Le charme discret des verbes déponents
A toute chose, malheur est bon, disaient nos anciens. Ils se trompaient : c’est avec des préceptes de ce genre qu’on a escroqué des générations de braves gens qui croyaient, qui au paradis, qui à la protection de leur seigneur, qui à rien du tout mais avaient la flemme de s’interroger.
Dans la catastrophique dévolution de l’église Saint-Eloi à une poignée d’intégristes, et sans doute à une poignée beaucoup plus grosse d’affairistes, j’ai trouvé un petit bonheur : renouer avec un de ces verbes déponents dont il ne reste presque rien, mais que j’aime pour cela, dans leur définitive nudité. Des exclus, des laissés pour compte, des mots de peu.

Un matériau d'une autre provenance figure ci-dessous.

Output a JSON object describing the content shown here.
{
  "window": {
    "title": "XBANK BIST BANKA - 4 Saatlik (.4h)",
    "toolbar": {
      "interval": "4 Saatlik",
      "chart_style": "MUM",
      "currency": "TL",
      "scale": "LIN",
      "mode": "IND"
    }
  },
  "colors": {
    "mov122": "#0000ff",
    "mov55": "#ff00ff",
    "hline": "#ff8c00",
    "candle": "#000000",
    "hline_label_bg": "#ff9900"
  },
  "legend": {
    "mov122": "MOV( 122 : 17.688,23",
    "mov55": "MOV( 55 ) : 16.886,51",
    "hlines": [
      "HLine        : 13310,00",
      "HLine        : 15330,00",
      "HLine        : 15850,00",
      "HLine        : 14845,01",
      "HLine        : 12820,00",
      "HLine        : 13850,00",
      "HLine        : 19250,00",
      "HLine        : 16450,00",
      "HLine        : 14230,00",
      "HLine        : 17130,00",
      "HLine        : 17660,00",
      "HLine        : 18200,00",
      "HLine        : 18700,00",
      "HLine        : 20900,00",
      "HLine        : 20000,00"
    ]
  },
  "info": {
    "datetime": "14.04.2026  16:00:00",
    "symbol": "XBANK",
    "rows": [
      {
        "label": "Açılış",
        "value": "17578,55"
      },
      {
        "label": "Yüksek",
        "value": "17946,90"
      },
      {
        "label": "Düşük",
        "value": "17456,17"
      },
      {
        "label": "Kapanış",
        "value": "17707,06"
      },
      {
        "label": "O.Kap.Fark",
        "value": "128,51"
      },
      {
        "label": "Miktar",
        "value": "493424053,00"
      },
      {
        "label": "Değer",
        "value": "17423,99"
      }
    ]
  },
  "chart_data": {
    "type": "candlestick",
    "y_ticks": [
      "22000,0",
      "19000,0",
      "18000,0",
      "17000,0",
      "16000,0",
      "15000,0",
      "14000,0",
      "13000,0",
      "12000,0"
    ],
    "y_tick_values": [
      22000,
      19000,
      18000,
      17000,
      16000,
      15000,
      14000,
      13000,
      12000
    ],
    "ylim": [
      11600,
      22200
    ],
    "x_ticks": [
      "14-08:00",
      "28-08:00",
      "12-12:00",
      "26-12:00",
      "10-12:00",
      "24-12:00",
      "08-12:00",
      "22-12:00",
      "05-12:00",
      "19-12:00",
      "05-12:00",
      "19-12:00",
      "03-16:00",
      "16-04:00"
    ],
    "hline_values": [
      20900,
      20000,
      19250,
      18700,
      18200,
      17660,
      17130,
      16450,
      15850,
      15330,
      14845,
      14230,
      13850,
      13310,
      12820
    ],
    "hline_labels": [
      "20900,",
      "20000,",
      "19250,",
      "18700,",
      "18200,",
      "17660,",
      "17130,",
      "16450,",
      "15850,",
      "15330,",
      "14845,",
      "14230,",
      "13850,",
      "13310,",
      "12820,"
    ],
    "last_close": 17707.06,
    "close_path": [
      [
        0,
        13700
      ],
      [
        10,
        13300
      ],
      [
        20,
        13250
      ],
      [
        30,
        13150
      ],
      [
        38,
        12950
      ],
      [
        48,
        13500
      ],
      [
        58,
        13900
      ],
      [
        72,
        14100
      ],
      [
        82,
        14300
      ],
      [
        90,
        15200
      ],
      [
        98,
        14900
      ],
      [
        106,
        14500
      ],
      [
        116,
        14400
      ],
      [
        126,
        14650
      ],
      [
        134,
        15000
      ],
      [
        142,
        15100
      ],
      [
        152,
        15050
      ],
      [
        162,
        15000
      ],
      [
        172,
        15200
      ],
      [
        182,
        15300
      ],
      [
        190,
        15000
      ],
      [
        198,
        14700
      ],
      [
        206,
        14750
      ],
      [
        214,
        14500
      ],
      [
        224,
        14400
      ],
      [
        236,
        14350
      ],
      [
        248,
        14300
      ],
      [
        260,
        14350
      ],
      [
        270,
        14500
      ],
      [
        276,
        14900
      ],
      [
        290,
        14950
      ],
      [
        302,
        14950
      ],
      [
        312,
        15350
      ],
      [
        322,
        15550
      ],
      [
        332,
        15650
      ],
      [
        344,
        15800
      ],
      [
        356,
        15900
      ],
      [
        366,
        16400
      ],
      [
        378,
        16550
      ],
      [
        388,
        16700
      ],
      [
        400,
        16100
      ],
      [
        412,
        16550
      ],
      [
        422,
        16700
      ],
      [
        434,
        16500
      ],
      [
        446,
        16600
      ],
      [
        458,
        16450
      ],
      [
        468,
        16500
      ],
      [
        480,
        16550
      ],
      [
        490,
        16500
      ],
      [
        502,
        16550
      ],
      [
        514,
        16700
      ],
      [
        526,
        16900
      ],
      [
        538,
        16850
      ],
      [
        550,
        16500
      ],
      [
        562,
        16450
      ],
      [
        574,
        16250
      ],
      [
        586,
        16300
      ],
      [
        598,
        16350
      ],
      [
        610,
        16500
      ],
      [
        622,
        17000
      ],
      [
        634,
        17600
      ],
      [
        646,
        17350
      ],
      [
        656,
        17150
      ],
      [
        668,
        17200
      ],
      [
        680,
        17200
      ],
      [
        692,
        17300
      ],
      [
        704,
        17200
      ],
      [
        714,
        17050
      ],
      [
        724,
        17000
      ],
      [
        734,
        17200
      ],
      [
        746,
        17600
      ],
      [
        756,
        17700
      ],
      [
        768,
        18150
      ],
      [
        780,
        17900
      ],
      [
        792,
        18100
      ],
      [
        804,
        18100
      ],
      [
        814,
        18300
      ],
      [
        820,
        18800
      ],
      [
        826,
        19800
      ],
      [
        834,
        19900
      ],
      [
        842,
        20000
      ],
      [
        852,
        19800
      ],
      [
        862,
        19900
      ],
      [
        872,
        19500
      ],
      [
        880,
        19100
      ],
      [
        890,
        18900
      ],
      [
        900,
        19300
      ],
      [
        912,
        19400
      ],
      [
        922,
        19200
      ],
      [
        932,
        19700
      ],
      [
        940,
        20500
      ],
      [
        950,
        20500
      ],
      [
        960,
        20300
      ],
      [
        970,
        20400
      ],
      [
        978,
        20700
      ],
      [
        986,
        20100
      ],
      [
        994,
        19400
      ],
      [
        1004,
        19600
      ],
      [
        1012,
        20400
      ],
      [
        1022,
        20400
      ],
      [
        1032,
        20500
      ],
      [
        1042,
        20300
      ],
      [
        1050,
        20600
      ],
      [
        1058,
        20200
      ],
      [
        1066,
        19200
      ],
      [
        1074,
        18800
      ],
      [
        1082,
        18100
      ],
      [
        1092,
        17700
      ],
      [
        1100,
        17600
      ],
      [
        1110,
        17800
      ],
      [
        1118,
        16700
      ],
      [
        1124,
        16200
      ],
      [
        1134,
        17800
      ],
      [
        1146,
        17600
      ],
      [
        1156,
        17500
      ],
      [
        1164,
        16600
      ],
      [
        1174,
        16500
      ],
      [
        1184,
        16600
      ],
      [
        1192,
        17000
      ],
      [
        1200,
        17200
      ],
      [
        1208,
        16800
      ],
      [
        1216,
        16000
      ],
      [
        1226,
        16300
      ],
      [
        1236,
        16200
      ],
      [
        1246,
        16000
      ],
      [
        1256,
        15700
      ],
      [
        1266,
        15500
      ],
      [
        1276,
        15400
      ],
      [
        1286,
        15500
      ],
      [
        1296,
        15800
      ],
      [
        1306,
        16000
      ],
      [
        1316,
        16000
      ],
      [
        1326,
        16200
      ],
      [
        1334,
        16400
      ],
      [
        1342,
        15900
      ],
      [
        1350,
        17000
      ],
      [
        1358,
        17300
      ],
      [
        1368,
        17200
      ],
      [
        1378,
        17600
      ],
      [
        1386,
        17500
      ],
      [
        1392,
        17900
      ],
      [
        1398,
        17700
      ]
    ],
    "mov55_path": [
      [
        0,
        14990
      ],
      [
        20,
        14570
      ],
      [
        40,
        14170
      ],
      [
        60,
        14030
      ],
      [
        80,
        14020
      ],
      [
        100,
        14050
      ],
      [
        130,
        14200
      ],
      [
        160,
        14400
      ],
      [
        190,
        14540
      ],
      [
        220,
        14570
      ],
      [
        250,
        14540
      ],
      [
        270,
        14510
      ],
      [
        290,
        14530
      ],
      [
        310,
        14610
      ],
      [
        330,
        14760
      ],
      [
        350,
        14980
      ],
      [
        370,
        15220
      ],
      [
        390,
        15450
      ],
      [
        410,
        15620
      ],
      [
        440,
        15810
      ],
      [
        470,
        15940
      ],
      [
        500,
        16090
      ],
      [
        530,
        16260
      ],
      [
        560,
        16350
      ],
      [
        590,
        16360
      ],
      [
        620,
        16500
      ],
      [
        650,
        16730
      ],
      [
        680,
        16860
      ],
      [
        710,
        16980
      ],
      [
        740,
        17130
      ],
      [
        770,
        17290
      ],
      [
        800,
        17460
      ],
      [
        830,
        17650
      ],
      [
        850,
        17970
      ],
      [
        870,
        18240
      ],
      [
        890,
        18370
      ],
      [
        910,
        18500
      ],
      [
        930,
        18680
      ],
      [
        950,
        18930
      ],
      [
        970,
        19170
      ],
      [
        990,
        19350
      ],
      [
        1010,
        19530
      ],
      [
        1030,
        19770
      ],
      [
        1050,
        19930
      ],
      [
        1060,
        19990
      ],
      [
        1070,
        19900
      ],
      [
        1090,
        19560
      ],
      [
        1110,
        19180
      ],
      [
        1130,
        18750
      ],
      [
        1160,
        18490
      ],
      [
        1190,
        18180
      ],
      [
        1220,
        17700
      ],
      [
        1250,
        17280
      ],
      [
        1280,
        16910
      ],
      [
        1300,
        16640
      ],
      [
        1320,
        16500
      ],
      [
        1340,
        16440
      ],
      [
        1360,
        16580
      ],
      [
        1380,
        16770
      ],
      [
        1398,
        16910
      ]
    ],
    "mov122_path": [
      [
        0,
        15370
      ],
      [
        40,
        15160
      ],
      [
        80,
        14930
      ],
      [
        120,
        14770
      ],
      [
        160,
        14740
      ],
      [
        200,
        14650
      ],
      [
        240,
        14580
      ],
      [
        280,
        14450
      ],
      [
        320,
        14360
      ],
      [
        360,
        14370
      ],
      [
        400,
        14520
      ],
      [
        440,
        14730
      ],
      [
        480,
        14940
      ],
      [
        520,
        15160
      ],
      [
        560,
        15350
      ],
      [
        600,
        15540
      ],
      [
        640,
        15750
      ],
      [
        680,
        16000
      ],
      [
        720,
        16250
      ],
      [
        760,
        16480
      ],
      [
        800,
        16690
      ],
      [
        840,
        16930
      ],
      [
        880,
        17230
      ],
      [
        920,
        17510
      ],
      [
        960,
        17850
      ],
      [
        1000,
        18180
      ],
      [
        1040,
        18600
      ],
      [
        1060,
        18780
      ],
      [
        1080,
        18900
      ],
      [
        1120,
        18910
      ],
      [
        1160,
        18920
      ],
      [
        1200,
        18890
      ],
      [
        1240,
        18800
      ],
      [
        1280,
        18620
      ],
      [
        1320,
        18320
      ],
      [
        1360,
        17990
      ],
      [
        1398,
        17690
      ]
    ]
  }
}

Pour les oublieux de la grammaire, un verbe déponent est un verbe qui a laissé beaucoup de plumes dans des siècles d’usage et perdu la plupart de ses temps et de ses formes de conjugaison. « Ci-gît » est le plus célèbre. Le vieux « dévoluer », du latin « devoluere » compte parmi ces pauvres hères du langage.

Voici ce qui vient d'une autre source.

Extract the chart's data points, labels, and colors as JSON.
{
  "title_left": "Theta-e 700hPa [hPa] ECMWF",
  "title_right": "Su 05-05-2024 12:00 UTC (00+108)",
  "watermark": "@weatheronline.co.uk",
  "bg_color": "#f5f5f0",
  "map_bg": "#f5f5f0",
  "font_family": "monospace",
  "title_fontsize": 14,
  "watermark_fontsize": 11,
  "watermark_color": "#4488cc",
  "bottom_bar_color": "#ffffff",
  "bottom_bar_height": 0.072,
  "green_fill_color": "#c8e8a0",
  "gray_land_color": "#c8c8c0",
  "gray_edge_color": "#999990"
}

Il n’en reste guère que le participe passé « il m’a été dévolu une lourde charge » et deux subsantifs. L’un plutôt sympathique : « il a jeté son dévolu sur une jeune fille ». Pas très féministe, je le reconnais comme exemple. Disons plutôt « Véronique a jeté son dévolu sur ce beau gosse ».
Alain n’a pas choisi ce substantif, mais plutôt celui, appartenant au vocabulaire du droit et de la théologie, de « dévolution ». Et toc, au lieu de jeter son dévolu sur quiconque, a abandonné l’église Saint-Eloi à une poignée de jeunes gens qui ne l’ont pas dévolué qu’à l’esprit saint.
Les verbes ne manquent pas d’élégance quand il déponent. Quand les hommes politiques font quelque chose qui, à une lettre près, y ressemble, ils manquent carrément de discernement.